Professor Ross Garnaut AC
Emeritus Professor of Economics, The University of Melbourne
Director, ZEN Energy
Director, Superpower Institute

Ross is an Emeritus Professor in Economics at The Australian National University and an Emeritus Professor in Business and Economics at the University of Melbourne. Over the past fifty years, he has had many senior roles in business and as a policy advisor and diplomat. Ross was the senior economic policy official in Papua New Guinea’s Department of Finance in the years straddling Independence in 1975, principal economic adviser to Australian Prime Minister Bob Hawke from 1983 to1985, and Australian Ambassador to China from 1985 to 1988. He was awarded a Companion of the Order of Australia (AC) in 2017 for work on climate change and energy, and an Officer of the Order of Australia (AO) in 1993 for services to education and international relations.
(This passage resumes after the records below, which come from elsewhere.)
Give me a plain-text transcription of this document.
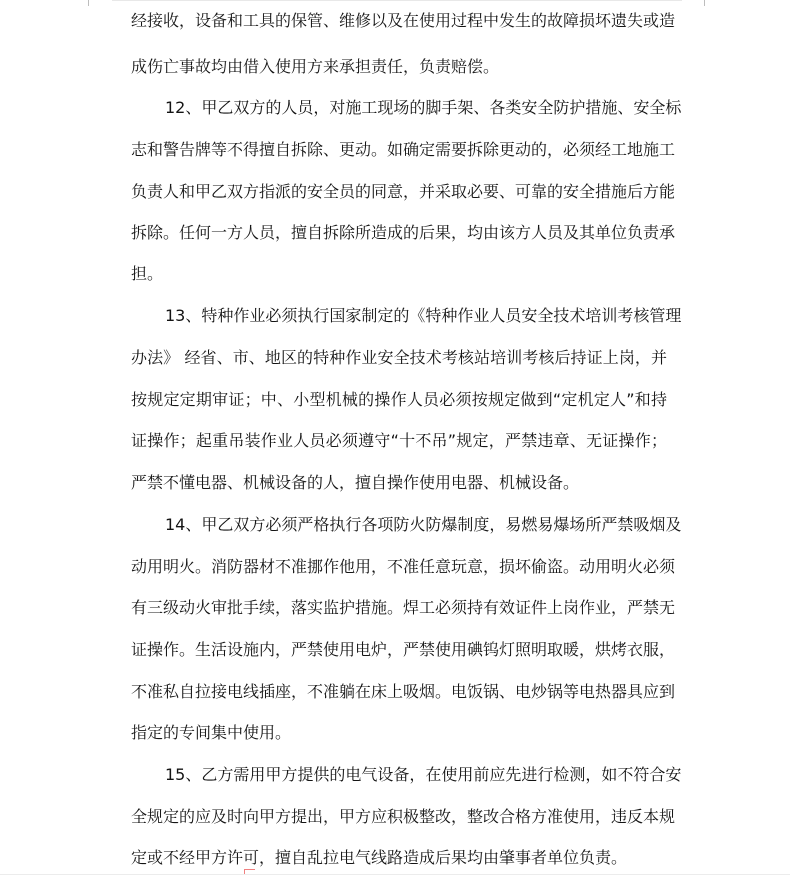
经接收，设备和工具的保管、维修以及在使用过程中发生的故障损坏遗失或造
成伤亡事故均由借入使用方来承担责任，负责赔偿。
12、甲乙双方的人员，对施工现场的脚手架、各类安全防护措施、安全标
志和警告牌等不得擅自拆除、更动。如确定需要拆除更动的，必须经工地施工
负责人和甲乙双方指派的安全员的同意，并采取必要、可靠的安全措施后方能
拆除。任何一方人员，擅自拆除所造成的后果，均由该方人员及其单位负责承
担。
13、特种作业必须执行国家制定的《特种作业人员安全技术培训考核管理
办法》 经省、市、地区的特种作业安全技术考核站培训考核后持证上岗，并
按规定定期审证；中、小型机械的操作人员必须按规定做到“定机定人”和持
证操作；起重吊装作业人员必须遵守“十不吊”规定，严禁违章、无证操作；
严禁不懂电器、机械设备的人，擅自操作使用电器、机械设备。
14、甲乙双方必须严格执行各项防火防爆制度，易燃易爆场所严禁吸烟及
动用明火。消防器材不准挪作他用，不准任意玩意，损坏偷盗。动用明火必须
有三级动火审批手续，落实监护措施。焊工必须持有效证件上岗作业，严禁无
证操作。生活设施内，严禁使用电炉，严禁使用碘钨灯照明取暖，烘烤衣服，
不准私自拉接电线插座，不准躺在床上吸烟。电饭锅、电炒锅等电热器具应到
指定的专间集中使用。
15、乙方需用甲方提供的电气设备，在使用前应先进行检测，如不符合安
全规定的应及时向甲方提出，甲方应积极整改，整改合格方准使用，违反本规
定或不经甲方许可，擅自乱拉电气线路造成后果均由肇事者单位负责。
He is the author of numerous publications in scholarly journals on international economics, public finance and economic development, particularly in relation to East Asia and the Southwest Pacific. His recent books include Superpower Transformation: Making Australia’s zero-carbon future, Black Inc (2022), Superpower: Australia’s low carbon opportunity, Black Inc. (2019) and RESET: Restoring Australia after the Pandemic Recession (2021).

Ross is a Distinguished Fellow of the Australian Economic Society, Distinguished Life Member of the Australian Agricultural and Resources Economics Society, Fellow of the Australia Academy of Social Sciences and Honorary Professor of the Chinese Academy of Social Sciences.

Ross is Director, ZEN Energy and Director, Superpower Institute.

MODERATOR

Professor Michael Brear
Director, Melbourne Energy Institute 
The University of Melbourne

Michael Brear is a mechanical engineer and the Director of the Melbourne Energy Institute (MEI) at the University of Melbourne. MEI facilitates the University’s research on the technical, economic, environmental and social impacts of energy.

Michael is a Fellow of the Australian Academy of Technology and Engineering, the Combustion Institute, Engineers Australia and the Australian Institute of Energy. He previously established the University’s multi-disciplinary degree, the Master of Energy Systems. Prior to commencing at the University of Melbourne, Michael worked for ICI Australia (now Orica), and then undertook graduate studies at Cambridge University and post-doctoral research at the Massachusetts Institute of Technology.

MEInetwork23

To transform our energy system, we first need to understand how it works. The MEInetwork Seminar Series aims to give participants a sound understanding of the current technical and economic factors that underpin the Australian energy system. Knowledge of these market factors is critical in determining the changes required to move towards a clean energy system.

Each year, the Seminar Series takes a deep dive into the complete supply and value chain of one of our primary energy vectors. In 2023, the MEInetwork23 Seminar Series will be comprised of five seminars on the topic of energy commodities, investigating operation of  crude oil and product supply chains, uranium mining and refining, energy commodity trading, new energy commodities and critical minerals, and fiscal policy to support future energy commodity exports.